Arbitrator Deals With Privacy as Between a Union and its Members

On May 6th, Arbitrator Michel Picher dismissed a grievance in which a union claimed a right of access to a witness statement given by a member who had declined union representation in being interviewed.

The decision turns on the specific language of the collective agreement at issue, though each party made principled arguments – the union claiming a broad right of access based on its representational role and the employer arguing that the proposed disclosure of personal information was prohibited by PIPEDA.

Arbitrator Picher gave some credence to the employer’s argument by suggesting that consent to disclose personal information must be judged in the circumstances. He also rejected the union’s argument, stating that a union’s role as certified bargaining agent does not give it an “inherent right” to information about members that is generated in the course of their employment.

Canadian Pacific Railway Company v.

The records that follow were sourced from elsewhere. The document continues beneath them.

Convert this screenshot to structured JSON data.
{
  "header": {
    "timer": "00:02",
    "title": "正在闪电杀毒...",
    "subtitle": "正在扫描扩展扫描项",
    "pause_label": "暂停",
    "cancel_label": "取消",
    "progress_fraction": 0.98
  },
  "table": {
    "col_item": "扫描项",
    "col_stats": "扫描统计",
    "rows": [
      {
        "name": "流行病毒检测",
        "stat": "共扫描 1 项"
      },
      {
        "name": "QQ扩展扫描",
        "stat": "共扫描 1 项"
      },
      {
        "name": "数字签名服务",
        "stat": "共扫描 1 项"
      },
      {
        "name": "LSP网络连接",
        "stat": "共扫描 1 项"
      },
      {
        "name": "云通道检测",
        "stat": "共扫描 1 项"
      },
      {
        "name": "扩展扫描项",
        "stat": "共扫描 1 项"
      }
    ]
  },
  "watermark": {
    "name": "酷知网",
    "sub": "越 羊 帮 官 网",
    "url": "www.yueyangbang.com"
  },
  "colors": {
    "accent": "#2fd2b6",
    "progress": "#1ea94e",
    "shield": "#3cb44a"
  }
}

International Brotherhood of Electrical Workers, 2011 CanLII 24835 (ON L.A.)

Arbitrator Agrees to Hear Surveillance Evidence Notwithstanding Policy-Based Preclusion of Employee Monitoring

Arbitrator Robert Herman issued a notable surveillance decision on April 5th. He held that a school board policy that that stated, “Video surveillance shall not be used for monitoring staff performance” did not preclude the hearing of video surveillance evidence in a discharge arbitration.

The Information and Privacy Commissioner/Ontario has a guideline entitled “Guidelines for Using Video Surveillance Cameras in Schools” that Ontario school boards know well. The guideline states, “Video surveillance should not be used for monitoring staff performance.” Many school boards have adopted this statement in their policies without qualification, leaving a question about the use of surveillance footage as evidence of misconduct.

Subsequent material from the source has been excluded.